Define the function:
$$f(a_1, a_2, · · · , a_n) = \ln (e^{a_1} + e^{a_2} + \cdots + e^{a_n} ).$$
I want to prove that $f$ is convex. Now, to show that is a function is convex, we can take second derivative of the function and if it is greater than zero then the function is convex. But here second derivative would be negative, if I am not wrong. Alternatively, $f$ is convex if and only if the Hessian matrix $Hf(x)$ is positive semi-definite for all $x \in \mathbb{R}$. How do I do the proof?

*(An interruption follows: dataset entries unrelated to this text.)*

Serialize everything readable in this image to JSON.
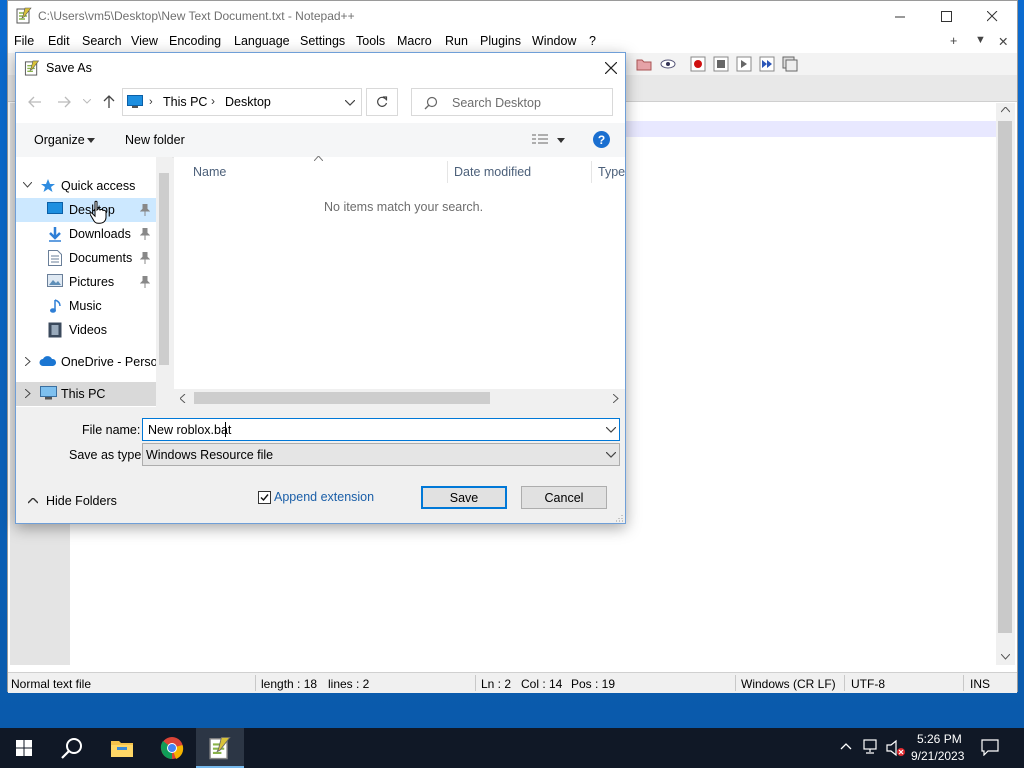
{
  "notepad": {
    "title": "C:\\Users\\vm5\\Desktop\\New Text Document.txt - Notepad++",
    "menu": [
      "File",
      "Edit",
      "Search",
      "View",
      "Encoding",
      "Language",
      "Settings",
      "Tools",
      "Macro",
      "Run",
      "Plugins",
      "Window",
      "?"
    ],
    "menu_right": [
      "+",
      "▼",
      "✕"
    ],
    "status": {
      "type": "Normal text file",
      "length": "length : 18",
      "lines": "lines : 2",
      "ln": "Ln : 2",
      "col": "Col : 14",
      "pos": "Pos : 19",
      "eol": "Windows (CR LF)",
      "encoding": "UTF-8",
      "mode": "INS"
    }
  },
  "dialog": {
    "title": "Save As",
    "breadcrumb": [
      "This PC",
      "Desktop"
    ],
    "search_placeholder": "Search Desktop",
    "organize": "Organize",
    "new_folder": "New folder",
    "columns": [
      "Name",
      "Date modified",
      "Type"
    ],
    "empty_message": "No items match your search.",
    "tree": {
      "quick_access": "Quick access",
      "items": [
        "Desktop",
        "Downloads",
        "Documents",
        "Pictures",
        "Music",
        "Videos"
      ],
      "onedrive": "OneDrive - Persor",
      "this_pc": "This PC"
    },
    "file_name_label": "File name:",
    "file_name_value": "New roblox.bat",
    "save_type_label": "Save as type:",
    "save_type_value": "Windows Resource file",
    "hide_folders": "Hide Folders",
    "append_extension": "Append extension",
    "append_checked": true,
    "save": "Save",
    "cancel": "Cancel"
  },
  "taskbar": {
    "time": "5:26 PM",
    "date": "9/21/2023"
  },
  "colors": {
    "accent": "#0078d7",
    "taskbar": "#101826",
    "desktop": "#0a5fb4"
  }
}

The function you are looking at is the LogSumExp function:
$$f(\mathbf{a}) = \ln \Big( \sum_{i=1}^n \exp(a_i) \Big) \quad \quad \quad \text{for all } \mathbf{a} \in \mathbb{R}^n.$$
Its gradient vector and Hessian matrix are given respectively by:
$$\begin{equation} \begin{aligned} \nabla f(\mathbf{a}) &= \frac{1}{\sum_{i=1}^n \exp(a_i)} (\exp(a_1),...,\exp(a_n)), \\[12pt] \nabla^2 f(\mathbf{a}) &= \text{diag}(\nabla f(\mathbf{a})) - \nabla f(\mathbf{a}) \nabla f(\mathbf{a})^\text{T}. \\[6pt] \end{aligned} \end{equation}$$
(Here we have written the Hessian matrix in terms of the gradient vector. This is useful for the next step.) For any $\mathbf{z} \in \mathbb{R}^n$ we have the quadratic form:
$$\begin{equation} \begin{aligned} \mathbf{z}^\text{T} (\nabla^2 f(\mathbf{a})) \mathbf{z} &= \mathbf{z}^\text{T} \Big[ \text{diag}(\nabla f(\mathbf{a})) - \nabla f(\mathbf{a}) \nabla f(\mathbf{a})^\text{T} \Big] \mathbf{z} \\[6pt] &= \mathbf{z}^\text{T} \text{diag}(\nabla f(\mathbf{a})) \mathbf{z} - \mathbf{z}^\text{T} \nabla f(\mathbf{a}) \nabla f(\mathbf{a})^\text{T} \mathbf{z} \\[6pt] &= \mathbf{z}^\text{T} \text{diag}(\nabla f(\mathbf{a})) \mathbf{z} - (\nabla f(\mathbf{a}) \cdot \mathbf{z})^\text{T} (\nabla f(\mathbf{a}) \cdot \mathbf{z}) \\[6pt] &= \mathbf{z}^\text{T} \text{diag}(\nabla f(\mathbf{a})) \mathbf{z} - || \nabla f(\mathbf{a}) \cdot \mathbf{z} ||^2 \\[6pt] &= \sum_{i=1}^n \bigg( \frac{\exp(a_i)}{\sum_{i=1}^n \exp(a_i)} \bigg) z_i^2 - \sum_{i=1}^n \bigg( \frac{\exp(a_i)}{\sum_{i=1}^n \exp(a_i)} \bigg)^2 z_i^2 \\[6pt] &= \frac{1}{\sum_{i=1}^n \exp(a_i)} \sum_{i=1}^n \exp(a_i) z_i^2 \Bigg[ 1 - \frac{\exp(a_i)}{\sum_{i=1}^n \exp(a_i)} \Bigg] \\[6pt] &= \frac{\sum_{i=1}^n \sum_{j \neq i} \exp(a_i) \exp(a_j) z_i^2}{(\sum_{i=1}^n \exp(a_i))^2} \geqslant 0. \\[6pt] \end{aligned} \end{equation}$$
This establishes that the Hessian matrix is non-negative definite, which means that the LogSumExp function is (weakly) convex.